Think of that next time you go water tubing in the allegedly clean lake |
(CNN) -- A 24-year-old woman in a hospital bed fighting off flesh-eating bacteria has to be told repeatedly -- each time she wakes up -- what has happened, her parents told CNN on Monday.
The medication Aimee Copeland is given leads her to forget each time she falls asleep.
"It's scary to her," said her mother, Donna Copeland. She asks where she is and "doesn't understand."
Yet Aimee Copeland -- who has lost a leg and part of her abdomen to the virulent bacteria and may lose more, including her fingers -- is keeping her spirits strong, her father said. The master's student in psychology at the University of West Georgia was out with friends on May 1 near the Little Tallapoosa River, about 50 miles west of Atlanta, when she grabbed onto a homemade zip line. It snapped.
The accident left her with a gash in her left calf that took 22 staples to close.
Three days later, when the pain continued, a friend took her to an emergency room, where she was diagnosed with necrotizing fasciitis and flown to Augusta for surgery.

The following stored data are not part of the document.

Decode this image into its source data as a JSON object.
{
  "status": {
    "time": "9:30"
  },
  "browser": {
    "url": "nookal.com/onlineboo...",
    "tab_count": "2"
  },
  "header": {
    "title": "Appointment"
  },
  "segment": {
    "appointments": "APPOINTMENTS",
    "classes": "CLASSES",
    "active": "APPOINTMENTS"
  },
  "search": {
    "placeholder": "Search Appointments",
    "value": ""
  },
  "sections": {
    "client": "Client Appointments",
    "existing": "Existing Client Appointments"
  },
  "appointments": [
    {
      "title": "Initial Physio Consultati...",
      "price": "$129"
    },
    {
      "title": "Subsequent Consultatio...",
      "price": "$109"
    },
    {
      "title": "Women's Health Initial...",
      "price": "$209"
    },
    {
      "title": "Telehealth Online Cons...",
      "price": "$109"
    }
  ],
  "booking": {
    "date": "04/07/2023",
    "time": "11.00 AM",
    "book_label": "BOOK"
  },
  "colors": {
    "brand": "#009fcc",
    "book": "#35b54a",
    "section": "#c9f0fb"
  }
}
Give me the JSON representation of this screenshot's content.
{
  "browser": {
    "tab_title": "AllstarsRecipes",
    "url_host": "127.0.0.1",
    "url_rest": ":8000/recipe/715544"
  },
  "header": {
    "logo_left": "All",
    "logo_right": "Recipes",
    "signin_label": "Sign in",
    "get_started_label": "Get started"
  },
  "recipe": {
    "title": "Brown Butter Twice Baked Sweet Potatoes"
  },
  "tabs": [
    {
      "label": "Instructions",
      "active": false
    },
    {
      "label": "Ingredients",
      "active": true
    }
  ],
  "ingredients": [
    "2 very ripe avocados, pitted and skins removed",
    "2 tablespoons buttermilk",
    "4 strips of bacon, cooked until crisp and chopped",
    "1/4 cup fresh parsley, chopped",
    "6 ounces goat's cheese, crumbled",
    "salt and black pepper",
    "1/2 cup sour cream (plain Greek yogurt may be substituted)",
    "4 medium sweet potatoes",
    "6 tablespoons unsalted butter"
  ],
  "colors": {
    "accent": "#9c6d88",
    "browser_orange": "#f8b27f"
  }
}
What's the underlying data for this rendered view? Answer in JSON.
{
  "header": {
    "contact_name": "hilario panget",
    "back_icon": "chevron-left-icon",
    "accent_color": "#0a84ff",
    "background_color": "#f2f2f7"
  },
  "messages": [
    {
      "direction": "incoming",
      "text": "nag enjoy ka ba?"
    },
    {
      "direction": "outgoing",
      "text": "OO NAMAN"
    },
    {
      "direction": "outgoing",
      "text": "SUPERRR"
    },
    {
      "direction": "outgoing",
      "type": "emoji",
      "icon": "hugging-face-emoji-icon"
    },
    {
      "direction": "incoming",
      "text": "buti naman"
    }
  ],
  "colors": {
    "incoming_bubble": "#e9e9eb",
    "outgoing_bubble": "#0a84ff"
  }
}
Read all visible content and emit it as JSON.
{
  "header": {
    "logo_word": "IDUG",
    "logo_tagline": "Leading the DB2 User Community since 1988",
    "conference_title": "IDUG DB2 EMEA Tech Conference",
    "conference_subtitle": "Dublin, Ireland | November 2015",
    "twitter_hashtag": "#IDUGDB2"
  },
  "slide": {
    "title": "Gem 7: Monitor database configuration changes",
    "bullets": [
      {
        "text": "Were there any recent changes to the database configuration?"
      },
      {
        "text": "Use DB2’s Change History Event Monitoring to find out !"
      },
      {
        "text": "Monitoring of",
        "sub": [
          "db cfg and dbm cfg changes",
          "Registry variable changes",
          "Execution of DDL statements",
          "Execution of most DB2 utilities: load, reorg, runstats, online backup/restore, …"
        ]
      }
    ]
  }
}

She had contracted the flesh-devouring Aeromonas hydrophila. The bacterium is "remarkably common in the water and in the environment," according to Dr. Buddy Creech, an assistant professor of pediatric infectious diseases at Vanderbilt University.
That is flat out terrifying, to Aimee and her family I sincerely hope for the best in your recovery.
This is what people don't get about my staunch refusal to go swimming in really anything but pools or the ocean. Lakes, Rivers, god forbid ponds, they're disgusting. You go right ahead and wade on into those cesspools. I'll play it safe here on the shore. Everyone thinks I'm being completely irrational but we'll see who's irrational when you scrape your foot on a rock or something and end up having to get your leg amputated. That's horrifying to me.